C'est dans ce suivi de long terme, et au sein de la confiance qui s'établit alors, que de futurs ventes se concluront. S'il est, bien entendu, de l'intérêt économique de l'entreprise de réaliser une " montée en valeur " des services qu'acquiert chaque client, cette dernière ne peut pas faire l'économie d'un accord, avec ce client, sur ce qu'un nouveau service lui apporte, ce qu'il transforme positivement dans son mode de vie.

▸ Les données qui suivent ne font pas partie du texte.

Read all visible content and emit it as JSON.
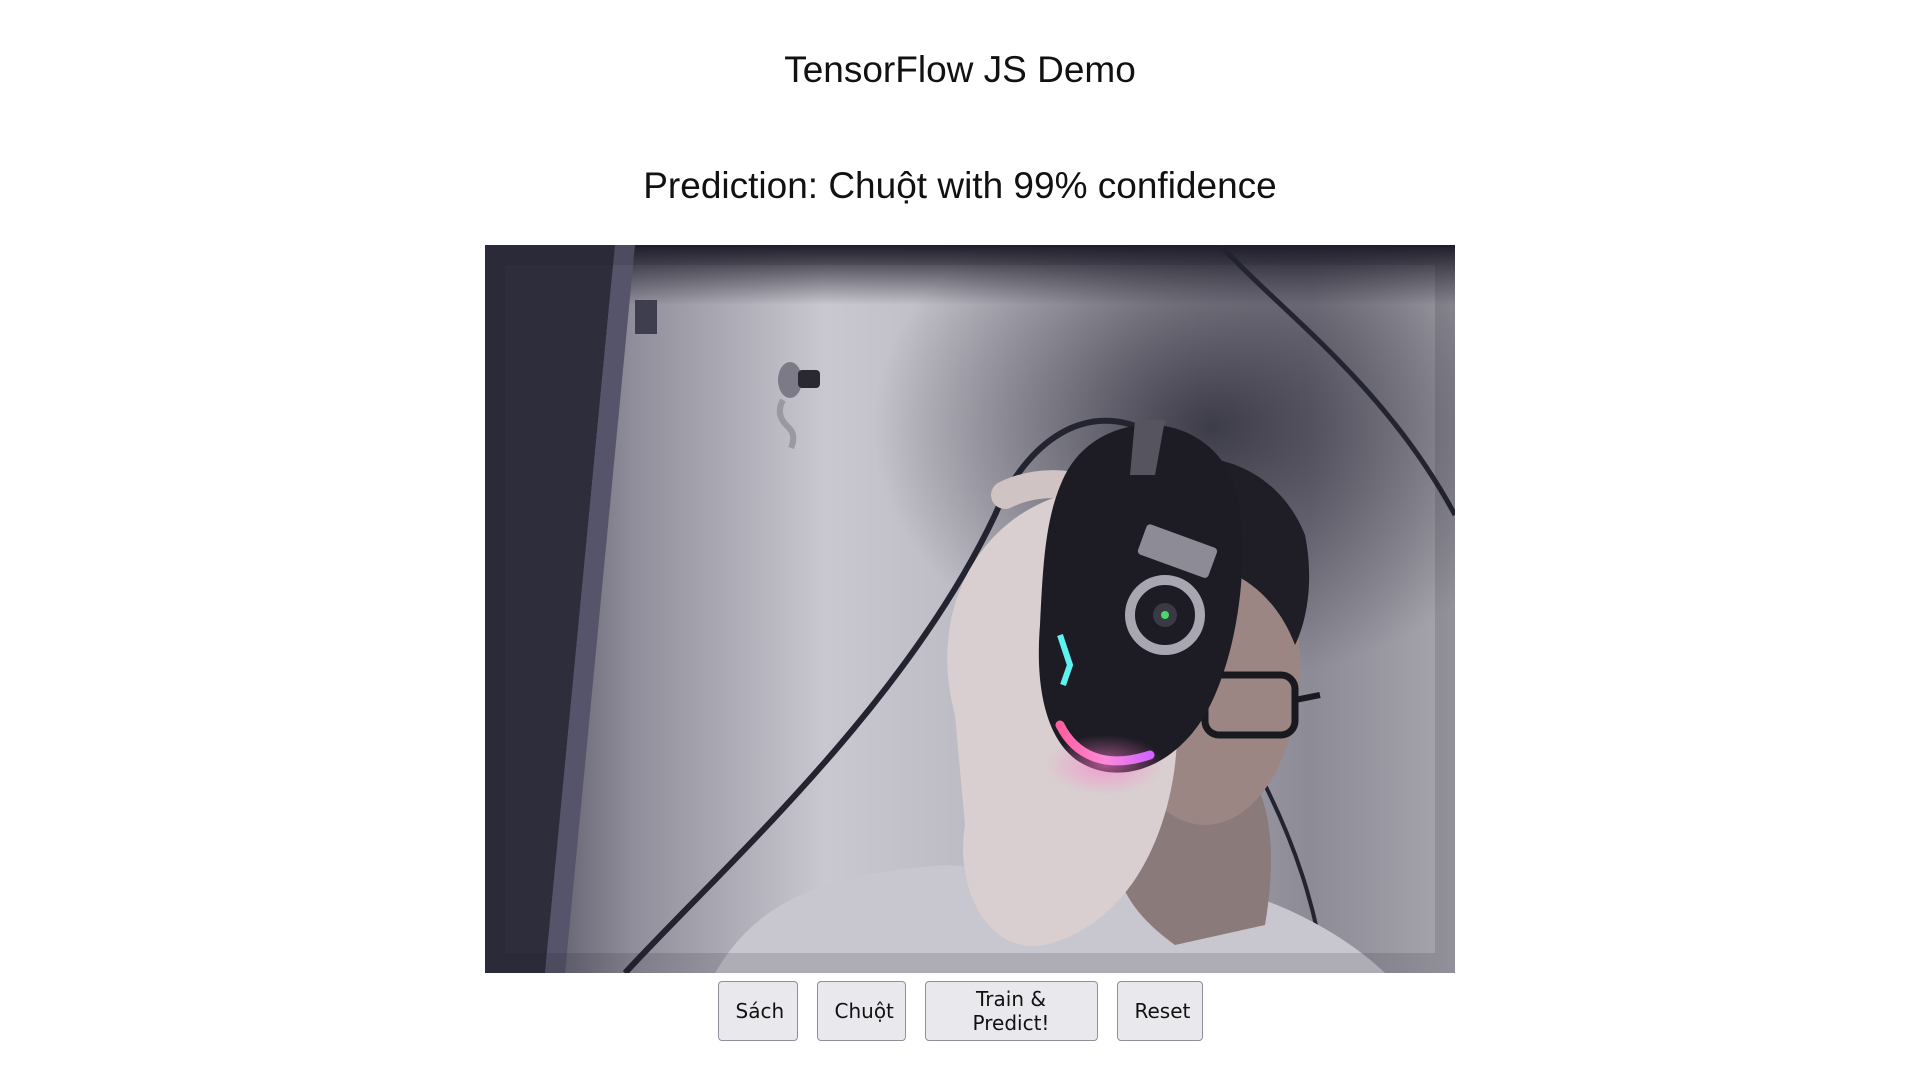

A cette vision de longue durée de la relation à chaque client, s'incorpore, naturellement, une autre vision du temps de chaque contact. La pression exercée par la file d'attente ne disparaît pas. On peut simplement espérer que la qualité des réponses réduira le nombre des appels récurrents de clients mécontents. Le salarié est donc toujours placé sous la contrainte d'une économie de temps, variable selon la longueur de la file (représentée, en centre d'appel, par un bandeau). Mais la grande différence est qu'il n'est plus sous la pression supplémentaire d'une hiérarchie qui comptabilise ses temps de réponses et compte son rendement journalier en placement de produits. Le salarié agit avec responsabilité : il arbitre entre la longueur de la file et le temps qu'il estime nécessaire à consacrer à chaque client, et, loin d'avoir à rendre des comptes journaliers sur le volume de ses placements, il est jugé, à la fois sur des critères de qualité de la relation au client, et sur la valeur économique qu'il apporte (mensuellement par exemple) pour l'entreprise, ainsi que sur des anticipations futures des services à apporter à ces clients (qui pourront être utilisées à l'occasion de relances). Là aussi s'installe le temps long de la relation au client, sans contester néanmoins le fait que les salariés, en contact avec des clientèles, auront toujours à arbitrer pour économiser leur temps dans le court terme.

Conclusion :

Nous avons voulu montrer dans cette communication qu'il existait, pour le moins, deux manières, très différentes dans leurs principes, d'aborder la gestion par les compétences, et qu'elles renvoyaient à des divergences significatives en termes de stratégie d'entreprise, dans le secteur des services. Dans nos recherches, nous n'avons pas rencontré de "cas purs", autrement dit de cas où une entreprise se situerait totalement d'un côté ou de l'autre. En réalité, ces divergences traversent les entreprises, et peuvent donner lieu à d'âpres débats. Cette situation nous semble normale : la stratégie de service cherche encore ses marques et il est logique que les recettes industrialistes imposent encore leur présence. Il est pour nous très important de montrer qu'il existe toujours des liens entre pratiques de gestion RH et choix stratégique d'entreprise. Il faut simplement les expliciter. Nous espérons avoir montré que le choix entre ces deux stratégies, et donc aussi entre ces deux approches de la gestion par les compétences existe, qu'il est actuellement à l'ordre du jour.